Seit Jahrzehnten lebt Walser in dem Haus am See. Seit Dekaden ist er auch als unübertrefflicher Chronist deutscher Wirklichkeits- und Seelenzustände tätig. 1949 veröffentlichte die "Frankfurter Rundschau“ den ersten Text Walsers, sein Romandebüt "Ehen in Philippsburg“ erschien 1957; mit "Das Einhorn“ glückte ihm 1966 ein erster Bestseller, ein noch größerer folgte 1978 mit der Novelle "Ein fliehendes Pferd“, für viele neben dem autobiografisch grundierten Spätwerk "Ein springender Brunnen“ (1998) das bis heute beste Walser-Buch. 1997, zu Walsers 70. Geburtstag, erschien eine zwölfbändige Werkausgabe mit Romanen, Erzählungen und kleiner Prosa; in den vergangenen 20 Jahren ist das Opus des Schriftstellers um zahllose Bände angewachsen, zuletzt um den Roman "Statt etwas oder Der letzte Rank“ und den Sammelband "Ewig aktuell“ (beide Rowohlt Verlag), der Walsers Aufsätze, Äußerungen und Reden aus mehr als einem halben Jahrhundert enthält.

Walsers Schreiben war stets von dem Imperativ des Politischen begleitet; er bezog in ungezählten Essays zu politischen und gesellschaftlichen Kontroversen Stellung. Als Literaturskandale gingen seine Rede zur Verleihung des Friedenspreises des Deutschen Buchhandels ein, in der er 1998 von der "Instrumentalisierung von Auschwitz“ sprach, und sein 2002 publizierter Roman "Tod eines Kritikers“. Seine Paulskirchenrede hat er später bereut, die Geschehnisse um den umstrittenen Roman mit dem Walsers Langzeitintimfeind Marcel Reich-Ranicki nachgebildeten Protagonisten lassen ihm bis heute keine Ruhe.

Martin Walser greift nach der Tasse mit Kaffee, die Tochter Johanna serviert hat. Er stürzt das noch siedend heiße Getränk hinunter und beginnt zu reden. Am Ende des Gesprächs wird es im Zimmer kalt und dunkel sein.

INTERVIEW: WOLFGANG PATERNO

profil: Ist Ihnen ein Tag in Erinnerung, an dem Sie kein Wort geschrieben haben? Martin Walser: Ich könnte jeden Tag geschrieben haben, außer als ich im Krankenhaus lag. Schreiben ist nicht der Entschluss, etwas zu tun, sondern Lebensart. Basta.

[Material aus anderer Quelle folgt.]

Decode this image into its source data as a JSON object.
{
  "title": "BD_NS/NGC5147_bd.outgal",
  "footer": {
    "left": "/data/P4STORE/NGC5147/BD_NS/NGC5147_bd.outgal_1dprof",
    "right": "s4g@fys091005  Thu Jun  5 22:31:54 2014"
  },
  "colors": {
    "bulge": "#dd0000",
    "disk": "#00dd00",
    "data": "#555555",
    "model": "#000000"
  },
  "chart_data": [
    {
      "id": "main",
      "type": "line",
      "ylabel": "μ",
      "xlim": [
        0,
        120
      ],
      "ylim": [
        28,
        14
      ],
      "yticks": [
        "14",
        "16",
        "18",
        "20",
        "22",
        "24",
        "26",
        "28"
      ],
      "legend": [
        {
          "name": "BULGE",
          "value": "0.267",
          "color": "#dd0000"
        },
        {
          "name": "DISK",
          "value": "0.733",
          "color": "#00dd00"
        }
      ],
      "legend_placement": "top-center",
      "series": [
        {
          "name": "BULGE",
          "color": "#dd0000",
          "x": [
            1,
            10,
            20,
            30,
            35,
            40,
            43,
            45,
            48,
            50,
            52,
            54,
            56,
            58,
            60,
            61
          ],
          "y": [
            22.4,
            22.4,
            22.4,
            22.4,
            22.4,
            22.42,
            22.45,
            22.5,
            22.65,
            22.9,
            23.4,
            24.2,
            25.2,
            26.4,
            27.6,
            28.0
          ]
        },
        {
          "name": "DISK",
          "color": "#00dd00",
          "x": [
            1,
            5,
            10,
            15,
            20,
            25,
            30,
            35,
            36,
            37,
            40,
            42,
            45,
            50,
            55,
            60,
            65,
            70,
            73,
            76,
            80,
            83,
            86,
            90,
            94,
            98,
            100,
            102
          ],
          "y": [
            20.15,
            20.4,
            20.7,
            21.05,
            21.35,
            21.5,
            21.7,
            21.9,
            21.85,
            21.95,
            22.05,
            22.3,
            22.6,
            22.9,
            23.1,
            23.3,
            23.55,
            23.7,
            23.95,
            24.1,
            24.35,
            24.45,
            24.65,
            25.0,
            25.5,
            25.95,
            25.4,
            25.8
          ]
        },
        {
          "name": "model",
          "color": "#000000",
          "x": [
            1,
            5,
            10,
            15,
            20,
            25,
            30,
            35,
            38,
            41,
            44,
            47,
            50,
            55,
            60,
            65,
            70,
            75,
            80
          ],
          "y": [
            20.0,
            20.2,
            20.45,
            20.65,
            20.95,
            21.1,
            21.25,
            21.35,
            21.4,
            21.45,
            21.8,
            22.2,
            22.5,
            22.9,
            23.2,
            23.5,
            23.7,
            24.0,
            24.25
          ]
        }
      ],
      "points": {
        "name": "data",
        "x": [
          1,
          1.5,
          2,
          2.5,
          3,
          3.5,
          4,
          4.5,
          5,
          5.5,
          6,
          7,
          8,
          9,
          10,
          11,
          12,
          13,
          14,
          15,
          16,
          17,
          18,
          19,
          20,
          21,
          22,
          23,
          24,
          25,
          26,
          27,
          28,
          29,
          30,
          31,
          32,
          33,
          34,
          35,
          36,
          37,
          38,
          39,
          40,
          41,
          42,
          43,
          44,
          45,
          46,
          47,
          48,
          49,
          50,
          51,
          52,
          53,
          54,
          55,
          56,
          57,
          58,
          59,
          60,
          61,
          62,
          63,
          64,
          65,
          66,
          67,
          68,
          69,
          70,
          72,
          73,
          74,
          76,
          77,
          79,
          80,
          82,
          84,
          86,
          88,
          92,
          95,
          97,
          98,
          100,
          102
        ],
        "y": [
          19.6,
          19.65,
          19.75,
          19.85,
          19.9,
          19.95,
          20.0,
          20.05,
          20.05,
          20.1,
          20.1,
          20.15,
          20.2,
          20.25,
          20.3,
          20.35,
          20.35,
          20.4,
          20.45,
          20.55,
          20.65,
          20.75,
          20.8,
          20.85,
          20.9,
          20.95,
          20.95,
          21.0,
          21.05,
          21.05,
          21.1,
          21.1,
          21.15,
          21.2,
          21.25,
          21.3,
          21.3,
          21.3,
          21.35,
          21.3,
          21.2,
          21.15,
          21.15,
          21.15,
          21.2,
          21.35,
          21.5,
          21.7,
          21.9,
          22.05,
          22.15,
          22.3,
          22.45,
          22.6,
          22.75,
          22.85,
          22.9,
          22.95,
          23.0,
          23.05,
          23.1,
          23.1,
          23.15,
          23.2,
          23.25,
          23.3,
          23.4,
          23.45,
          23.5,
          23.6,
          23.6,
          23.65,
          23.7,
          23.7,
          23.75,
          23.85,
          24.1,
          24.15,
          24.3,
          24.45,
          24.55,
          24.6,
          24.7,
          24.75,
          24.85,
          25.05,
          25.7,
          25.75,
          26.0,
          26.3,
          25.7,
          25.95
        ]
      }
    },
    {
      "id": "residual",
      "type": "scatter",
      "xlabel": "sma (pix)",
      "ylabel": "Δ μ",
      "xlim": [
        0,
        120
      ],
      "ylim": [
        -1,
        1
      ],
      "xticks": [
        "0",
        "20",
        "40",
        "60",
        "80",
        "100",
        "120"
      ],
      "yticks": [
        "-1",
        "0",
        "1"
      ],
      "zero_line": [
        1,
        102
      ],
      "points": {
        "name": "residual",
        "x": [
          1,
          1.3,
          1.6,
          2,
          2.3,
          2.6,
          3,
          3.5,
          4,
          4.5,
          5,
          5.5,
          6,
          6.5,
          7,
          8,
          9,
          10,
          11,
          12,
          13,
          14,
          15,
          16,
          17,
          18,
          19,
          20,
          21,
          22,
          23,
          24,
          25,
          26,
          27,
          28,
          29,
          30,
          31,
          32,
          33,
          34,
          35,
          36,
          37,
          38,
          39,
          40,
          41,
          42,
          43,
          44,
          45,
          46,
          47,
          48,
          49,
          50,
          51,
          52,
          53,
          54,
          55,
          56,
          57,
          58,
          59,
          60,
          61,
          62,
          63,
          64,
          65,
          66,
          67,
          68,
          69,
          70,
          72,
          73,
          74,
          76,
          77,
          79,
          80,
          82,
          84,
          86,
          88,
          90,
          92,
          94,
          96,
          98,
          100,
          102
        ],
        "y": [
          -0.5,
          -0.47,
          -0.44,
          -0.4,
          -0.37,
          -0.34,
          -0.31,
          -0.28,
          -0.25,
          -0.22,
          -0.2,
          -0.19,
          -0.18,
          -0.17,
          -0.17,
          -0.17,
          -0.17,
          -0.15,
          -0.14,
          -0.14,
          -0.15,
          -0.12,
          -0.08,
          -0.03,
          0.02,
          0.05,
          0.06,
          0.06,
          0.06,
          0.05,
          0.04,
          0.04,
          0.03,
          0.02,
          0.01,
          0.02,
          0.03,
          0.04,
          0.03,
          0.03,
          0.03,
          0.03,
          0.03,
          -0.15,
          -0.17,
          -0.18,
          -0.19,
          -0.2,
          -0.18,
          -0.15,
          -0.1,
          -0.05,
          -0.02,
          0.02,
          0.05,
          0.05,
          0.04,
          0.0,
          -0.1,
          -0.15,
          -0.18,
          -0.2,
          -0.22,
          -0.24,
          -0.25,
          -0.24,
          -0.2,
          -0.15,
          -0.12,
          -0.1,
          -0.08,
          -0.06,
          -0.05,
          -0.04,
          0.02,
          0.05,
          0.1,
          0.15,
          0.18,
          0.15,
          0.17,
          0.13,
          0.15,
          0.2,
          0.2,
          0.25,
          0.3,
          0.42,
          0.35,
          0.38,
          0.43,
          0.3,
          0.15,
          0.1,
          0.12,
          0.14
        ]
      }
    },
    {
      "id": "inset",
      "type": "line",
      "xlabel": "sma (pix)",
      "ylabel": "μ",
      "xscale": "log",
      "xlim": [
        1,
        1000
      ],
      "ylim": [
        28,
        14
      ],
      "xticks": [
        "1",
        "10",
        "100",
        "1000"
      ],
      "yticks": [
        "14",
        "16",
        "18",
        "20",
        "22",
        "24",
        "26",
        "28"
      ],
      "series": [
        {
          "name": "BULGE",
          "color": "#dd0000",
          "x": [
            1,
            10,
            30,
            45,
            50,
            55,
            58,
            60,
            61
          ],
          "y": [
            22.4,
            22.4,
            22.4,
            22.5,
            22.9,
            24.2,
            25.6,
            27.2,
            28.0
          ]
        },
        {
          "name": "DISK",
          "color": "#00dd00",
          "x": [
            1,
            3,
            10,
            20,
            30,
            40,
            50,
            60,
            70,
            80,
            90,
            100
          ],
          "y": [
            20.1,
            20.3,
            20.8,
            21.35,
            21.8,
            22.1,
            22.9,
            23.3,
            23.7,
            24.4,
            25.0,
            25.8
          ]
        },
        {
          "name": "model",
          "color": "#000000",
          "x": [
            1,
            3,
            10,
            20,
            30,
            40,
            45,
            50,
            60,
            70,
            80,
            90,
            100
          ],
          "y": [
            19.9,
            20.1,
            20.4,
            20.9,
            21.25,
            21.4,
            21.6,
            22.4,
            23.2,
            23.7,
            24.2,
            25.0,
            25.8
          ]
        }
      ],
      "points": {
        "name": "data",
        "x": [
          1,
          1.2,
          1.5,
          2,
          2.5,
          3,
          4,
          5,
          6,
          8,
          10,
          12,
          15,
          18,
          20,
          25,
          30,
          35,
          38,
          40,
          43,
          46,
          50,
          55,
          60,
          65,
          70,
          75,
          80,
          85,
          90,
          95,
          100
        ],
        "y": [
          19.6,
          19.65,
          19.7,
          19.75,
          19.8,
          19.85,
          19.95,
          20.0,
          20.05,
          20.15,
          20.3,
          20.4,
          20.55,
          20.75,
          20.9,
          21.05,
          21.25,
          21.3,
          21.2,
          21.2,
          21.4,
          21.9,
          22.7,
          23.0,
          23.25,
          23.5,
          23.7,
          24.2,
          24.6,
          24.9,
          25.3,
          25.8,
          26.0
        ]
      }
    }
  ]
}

profil: Wie verhält es sich mit dem Lesen? Walser: Wenn man bereits als Kind süchtig zu lesen beginnt, ist nichts natürlicher, als selbst schreiben zu wollen. Ist man jung entflammt, ist es völlig stimmig, Gedichte zu schreiben. Meine erste, völlig wertlose Liebeslyrik bekam ich von der von mir Bedichteten kommentarlos zurück. Ich wusste nicht, wie ich das verstehen sollte. Ich habe nie nachgefragt.

profil: Günter Grass berichtete, dass ihn beim Schreiben der "Blechtrommel“ die Sprache als "Durchfall erwischt“ habe. Walser: Wenn Grass das so empfindet - bitte. Für mich war es stets eine Frage des Tons. Wenn ich den Ton eines Satzes finde, spüre ich das sofort. Ich sage: "Jetzt läuft’s.“ Ich bin bescheidener im Ausdruck.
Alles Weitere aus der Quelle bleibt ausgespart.